Social Media in Litigation Part II
By Kluger, Kaplan, Silverman, Katzen & Levine, P.L. January 24, 2013
By Steve Silverman
Last week I blogged about how social media is impacting businesses in litigation and discovery. This week, let’s look at the issue of employees and how their social media usage can impact discovery in litigation. The social media opportunities are seemingly endless: Facebook, Twitter, LinkedIn, Pinterest and Instagram, to name the biggest players. It is likely that most, if not all employees at a given company have an personal account with at least one or more of these services.
A variety of discoverable information may exist in an employee’s personal social media account. For example, in a dispute over commissions, an employee’s Facebook posts and Tweets may disclose information about the employee’s whereabouts that could support (or rebut) his claims against his employer. Or an employee may tweet, from his desk, confidential information about a company, such as a pending merger or upcoming layoffs.
If litigation arises out of those transactions, the employer would want to obtain discovery of all suspected employees’ social media accounts in order to determine the source of the leak; and the adverse party would likely seek that discovery too, but for different reasons. Instagram, a photo-sharing website, can include all kinds of information about a workplace environment that may be relevant in varied types of litigation, including harassment claims, intellectual property disputes, and business breakups.
Depending on the number of employees and the number of companies involved in litigation, obtaining social media records can become extremely expensive. Like all electronic discovery, social media content is not always controlled by the parties to the litigation, thereby requiring the party seeking such information to subpoena the provider.
By way of example, let’s look at Facebook’s policies. Facebook’s website clearly states that Facebook will not provide content from a Facebook page in response to a civil subpoena, relying on the Electronic Communications Privacy Act.
But Facebook will provide user identification in response to a subpoena. Facebook provides a “Download Your Information” tool that allows litigants to download their account contents to produce in litigation. It is unlikely that a litigant or third party will voluntarily produce that content without being compelled to do so, thus requiring the parties to spend time and money engaging in motion practice and hearings to determine entitlement to the account content. If a party seeks social media content from more than one employee (either its own employees or employees of another party), the process can take months or longer to resolve.
The case law, though still developing, does not generally allow carte blanche access to social media content without some nexus to the issues in the case. Like all discovery, social media content sought must be relevant to a claim or defense. So, the best way to avoid costly discovery disputes stemming from your own employees’ actions might be to set policies now and enforce them.

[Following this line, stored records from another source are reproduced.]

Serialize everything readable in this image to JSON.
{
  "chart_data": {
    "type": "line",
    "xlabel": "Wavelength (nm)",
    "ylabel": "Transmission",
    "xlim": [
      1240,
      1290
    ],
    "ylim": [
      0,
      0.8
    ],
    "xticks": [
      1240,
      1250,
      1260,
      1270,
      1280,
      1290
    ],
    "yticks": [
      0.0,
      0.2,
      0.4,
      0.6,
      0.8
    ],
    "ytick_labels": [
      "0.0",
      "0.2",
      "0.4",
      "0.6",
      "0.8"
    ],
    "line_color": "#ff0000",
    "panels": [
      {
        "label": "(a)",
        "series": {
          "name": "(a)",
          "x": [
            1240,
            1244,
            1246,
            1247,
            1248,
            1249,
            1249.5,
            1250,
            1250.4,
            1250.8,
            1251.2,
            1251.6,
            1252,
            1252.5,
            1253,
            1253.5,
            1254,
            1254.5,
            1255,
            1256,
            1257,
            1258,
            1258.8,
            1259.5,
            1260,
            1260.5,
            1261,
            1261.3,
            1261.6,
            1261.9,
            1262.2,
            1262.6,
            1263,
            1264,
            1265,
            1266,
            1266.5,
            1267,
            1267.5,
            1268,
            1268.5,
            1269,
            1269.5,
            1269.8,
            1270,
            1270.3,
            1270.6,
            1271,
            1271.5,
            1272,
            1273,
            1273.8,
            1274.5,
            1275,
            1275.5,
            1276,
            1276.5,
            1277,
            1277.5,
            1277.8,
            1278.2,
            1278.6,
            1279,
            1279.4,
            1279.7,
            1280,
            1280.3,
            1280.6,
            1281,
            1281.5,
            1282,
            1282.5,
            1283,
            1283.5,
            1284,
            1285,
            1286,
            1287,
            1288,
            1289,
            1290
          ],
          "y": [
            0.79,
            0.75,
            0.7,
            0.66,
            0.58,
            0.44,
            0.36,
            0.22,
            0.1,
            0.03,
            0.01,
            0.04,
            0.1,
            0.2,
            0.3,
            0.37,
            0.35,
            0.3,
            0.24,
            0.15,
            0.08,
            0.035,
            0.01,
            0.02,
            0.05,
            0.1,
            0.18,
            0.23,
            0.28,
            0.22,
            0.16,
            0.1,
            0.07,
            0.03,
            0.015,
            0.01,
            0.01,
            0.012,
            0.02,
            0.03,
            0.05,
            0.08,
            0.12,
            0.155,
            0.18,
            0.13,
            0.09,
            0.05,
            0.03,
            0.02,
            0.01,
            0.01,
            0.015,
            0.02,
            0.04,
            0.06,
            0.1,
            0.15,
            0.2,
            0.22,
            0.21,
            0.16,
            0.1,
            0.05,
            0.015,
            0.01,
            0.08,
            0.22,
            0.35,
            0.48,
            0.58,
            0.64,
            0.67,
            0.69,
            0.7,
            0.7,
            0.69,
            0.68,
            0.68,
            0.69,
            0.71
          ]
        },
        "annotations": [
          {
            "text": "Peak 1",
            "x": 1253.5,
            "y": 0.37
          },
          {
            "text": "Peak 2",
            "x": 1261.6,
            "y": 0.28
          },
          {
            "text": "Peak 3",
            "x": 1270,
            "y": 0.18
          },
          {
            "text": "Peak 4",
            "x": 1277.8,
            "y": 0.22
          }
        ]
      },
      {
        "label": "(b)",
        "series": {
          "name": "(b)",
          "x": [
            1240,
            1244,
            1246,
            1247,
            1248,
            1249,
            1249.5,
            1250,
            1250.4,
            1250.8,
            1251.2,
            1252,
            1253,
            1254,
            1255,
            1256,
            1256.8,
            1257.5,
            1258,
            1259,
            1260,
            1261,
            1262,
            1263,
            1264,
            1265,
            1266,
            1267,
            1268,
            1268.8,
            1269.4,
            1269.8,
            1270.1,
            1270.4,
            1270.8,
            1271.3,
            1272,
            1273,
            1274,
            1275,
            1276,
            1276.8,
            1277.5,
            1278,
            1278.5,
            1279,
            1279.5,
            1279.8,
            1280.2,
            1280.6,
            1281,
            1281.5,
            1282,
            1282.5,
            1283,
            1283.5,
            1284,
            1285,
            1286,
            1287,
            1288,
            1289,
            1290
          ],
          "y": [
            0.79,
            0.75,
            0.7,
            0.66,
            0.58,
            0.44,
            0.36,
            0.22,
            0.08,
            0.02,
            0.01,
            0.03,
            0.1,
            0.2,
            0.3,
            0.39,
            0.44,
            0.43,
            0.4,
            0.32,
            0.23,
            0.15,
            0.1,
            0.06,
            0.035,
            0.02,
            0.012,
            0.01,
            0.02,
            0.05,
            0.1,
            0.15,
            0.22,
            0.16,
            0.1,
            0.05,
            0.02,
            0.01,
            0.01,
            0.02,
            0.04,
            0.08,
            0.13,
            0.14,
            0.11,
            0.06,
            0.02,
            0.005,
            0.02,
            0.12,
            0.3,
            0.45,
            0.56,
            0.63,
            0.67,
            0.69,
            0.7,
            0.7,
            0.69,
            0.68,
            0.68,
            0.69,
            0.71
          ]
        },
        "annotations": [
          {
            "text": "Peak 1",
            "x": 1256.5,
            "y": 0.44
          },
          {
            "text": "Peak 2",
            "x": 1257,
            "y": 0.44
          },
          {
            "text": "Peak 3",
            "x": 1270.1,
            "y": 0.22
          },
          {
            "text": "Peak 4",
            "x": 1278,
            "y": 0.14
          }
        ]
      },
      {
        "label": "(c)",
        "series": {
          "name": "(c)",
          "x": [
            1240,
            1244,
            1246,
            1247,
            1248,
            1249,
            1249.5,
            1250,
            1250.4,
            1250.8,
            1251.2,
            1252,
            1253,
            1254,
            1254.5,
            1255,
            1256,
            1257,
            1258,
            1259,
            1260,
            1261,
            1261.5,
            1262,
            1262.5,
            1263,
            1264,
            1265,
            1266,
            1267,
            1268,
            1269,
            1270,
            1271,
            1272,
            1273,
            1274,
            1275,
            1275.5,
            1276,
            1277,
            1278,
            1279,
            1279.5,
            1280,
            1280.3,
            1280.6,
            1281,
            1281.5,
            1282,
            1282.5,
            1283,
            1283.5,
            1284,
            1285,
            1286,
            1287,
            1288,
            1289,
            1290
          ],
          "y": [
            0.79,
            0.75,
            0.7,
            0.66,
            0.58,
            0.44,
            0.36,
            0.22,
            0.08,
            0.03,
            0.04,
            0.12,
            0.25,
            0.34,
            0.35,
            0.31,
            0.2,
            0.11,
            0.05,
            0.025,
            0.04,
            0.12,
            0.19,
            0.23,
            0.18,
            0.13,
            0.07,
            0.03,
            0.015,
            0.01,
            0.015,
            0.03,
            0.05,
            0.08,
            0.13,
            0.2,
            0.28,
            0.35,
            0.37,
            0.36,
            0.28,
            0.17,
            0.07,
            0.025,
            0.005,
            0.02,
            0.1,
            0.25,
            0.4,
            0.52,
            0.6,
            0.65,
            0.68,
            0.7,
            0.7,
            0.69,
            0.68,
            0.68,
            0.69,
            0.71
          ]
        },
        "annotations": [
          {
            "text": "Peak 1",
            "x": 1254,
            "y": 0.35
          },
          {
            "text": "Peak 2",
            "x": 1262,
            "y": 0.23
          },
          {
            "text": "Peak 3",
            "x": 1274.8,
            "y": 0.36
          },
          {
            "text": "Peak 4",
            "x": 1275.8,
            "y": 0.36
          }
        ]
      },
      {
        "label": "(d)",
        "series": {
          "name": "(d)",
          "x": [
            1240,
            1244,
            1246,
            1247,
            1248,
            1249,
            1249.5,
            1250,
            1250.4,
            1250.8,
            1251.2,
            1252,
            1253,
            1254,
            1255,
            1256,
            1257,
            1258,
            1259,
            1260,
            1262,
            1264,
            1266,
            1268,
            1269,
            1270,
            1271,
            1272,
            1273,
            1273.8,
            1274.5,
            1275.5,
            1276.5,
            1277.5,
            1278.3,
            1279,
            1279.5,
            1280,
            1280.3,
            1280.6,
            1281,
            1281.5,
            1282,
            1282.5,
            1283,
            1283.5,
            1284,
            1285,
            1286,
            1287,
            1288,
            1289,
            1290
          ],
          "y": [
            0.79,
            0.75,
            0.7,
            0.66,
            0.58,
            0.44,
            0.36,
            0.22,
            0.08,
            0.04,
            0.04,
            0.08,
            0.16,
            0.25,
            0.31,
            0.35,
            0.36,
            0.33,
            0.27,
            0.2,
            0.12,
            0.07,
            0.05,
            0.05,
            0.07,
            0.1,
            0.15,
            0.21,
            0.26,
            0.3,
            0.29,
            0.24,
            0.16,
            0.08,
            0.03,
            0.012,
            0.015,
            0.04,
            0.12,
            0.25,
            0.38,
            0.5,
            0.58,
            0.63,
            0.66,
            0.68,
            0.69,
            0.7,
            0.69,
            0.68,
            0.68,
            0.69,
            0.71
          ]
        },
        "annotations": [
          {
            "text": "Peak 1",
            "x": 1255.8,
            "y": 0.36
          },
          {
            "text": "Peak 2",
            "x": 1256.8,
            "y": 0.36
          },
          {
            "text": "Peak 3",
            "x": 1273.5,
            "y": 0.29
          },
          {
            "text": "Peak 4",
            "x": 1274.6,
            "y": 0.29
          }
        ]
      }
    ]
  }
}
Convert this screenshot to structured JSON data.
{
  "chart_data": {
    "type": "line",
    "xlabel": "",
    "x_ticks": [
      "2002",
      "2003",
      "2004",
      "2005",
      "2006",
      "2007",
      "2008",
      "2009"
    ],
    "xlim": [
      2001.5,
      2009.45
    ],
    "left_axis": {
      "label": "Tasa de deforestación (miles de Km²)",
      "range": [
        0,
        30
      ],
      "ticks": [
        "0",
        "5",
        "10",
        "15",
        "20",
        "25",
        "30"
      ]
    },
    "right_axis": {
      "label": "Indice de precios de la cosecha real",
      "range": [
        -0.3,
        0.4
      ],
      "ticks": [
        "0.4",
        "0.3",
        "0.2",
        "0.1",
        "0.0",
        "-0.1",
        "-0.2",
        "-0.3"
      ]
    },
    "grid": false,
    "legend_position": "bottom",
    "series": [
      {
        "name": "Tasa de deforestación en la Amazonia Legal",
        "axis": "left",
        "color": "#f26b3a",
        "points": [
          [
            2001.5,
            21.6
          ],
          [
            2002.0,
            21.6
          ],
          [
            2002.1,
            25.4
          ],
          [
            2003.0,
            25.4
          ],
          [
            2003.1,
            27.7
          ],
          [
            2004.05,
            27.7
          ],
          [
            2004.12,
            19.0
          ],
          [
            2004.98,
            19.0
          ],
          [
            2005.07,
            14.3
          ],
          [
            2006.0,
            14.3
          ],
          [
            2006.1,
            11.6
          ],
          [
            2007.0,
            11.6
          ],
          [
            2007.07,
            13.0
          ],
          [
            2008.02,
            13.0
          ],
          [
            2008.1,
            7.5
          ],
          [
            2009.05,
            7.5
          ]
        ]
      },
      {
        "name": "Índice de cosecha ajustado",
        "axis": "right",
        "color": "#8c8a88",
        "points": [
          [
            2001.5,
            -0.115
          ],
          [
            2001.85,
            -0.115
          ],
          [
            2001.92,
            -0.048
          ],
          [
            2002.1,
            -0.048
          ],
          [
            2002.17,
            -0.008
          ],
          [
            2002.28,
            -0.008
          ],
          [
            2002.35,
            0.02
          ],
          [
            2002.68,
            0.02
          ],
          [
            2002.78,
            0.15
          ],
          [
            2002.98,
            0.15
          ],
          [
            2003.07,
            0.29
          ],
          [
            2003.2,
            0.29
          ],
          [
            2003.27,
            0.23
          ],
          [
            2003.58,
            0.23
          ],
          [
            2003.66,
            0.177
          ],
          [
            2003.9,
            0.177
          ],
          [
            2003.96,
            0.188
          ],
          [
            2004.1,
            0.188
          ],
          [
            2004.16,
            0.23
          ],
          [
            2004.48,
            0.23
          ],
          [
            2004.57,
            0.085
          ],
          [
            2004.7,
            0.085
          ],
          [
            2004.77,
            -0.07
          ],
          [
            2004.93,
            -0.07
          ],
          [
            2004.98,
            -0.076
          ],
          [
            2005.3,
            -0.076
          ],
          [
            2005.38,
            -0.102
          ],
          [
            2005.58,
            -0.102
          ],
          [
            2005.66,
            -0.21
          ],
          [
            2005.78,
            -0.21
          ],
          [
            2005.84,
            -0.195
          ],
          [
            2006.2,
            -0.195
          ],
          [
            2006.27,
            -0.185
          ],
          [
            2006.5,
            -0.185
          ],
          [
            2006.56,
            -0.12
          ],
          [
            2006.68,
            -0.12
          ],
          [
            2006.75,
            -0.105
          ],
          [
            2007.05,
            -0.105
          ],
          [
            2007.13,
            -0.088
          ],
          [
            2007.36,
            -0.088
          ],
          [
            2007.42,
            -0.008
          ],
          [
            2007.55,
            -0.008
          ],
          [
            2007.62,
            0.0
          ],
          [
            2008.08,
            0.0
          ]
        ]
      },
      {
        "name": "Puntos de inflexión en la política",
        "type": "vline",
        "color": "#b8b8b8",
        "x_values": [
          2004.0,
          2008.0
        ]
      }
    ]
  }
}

Although employers cannot monitor their employees’ social media use entirely – even blocking the sites at work does not stop employees from accessing the sites on their personal mobile devices – employers can set certain policies and ground rules concerning social media. It is a good idea, for example, to instruct all employees to refrain from discussing their employer and workplace events in their social media updates. While it is now customary to include your place of work in a profile, specific information about day-to-day office interactions (i.e., “John thinks the receptionist’s skirts are too short” or “Mary really needs to stop coming into work hungover”) should be discouraged. Although it may sometimes be difficult to police these activities, setting the tone for your employees about social media and the workplace may help to discourage social media content that is later discoverable.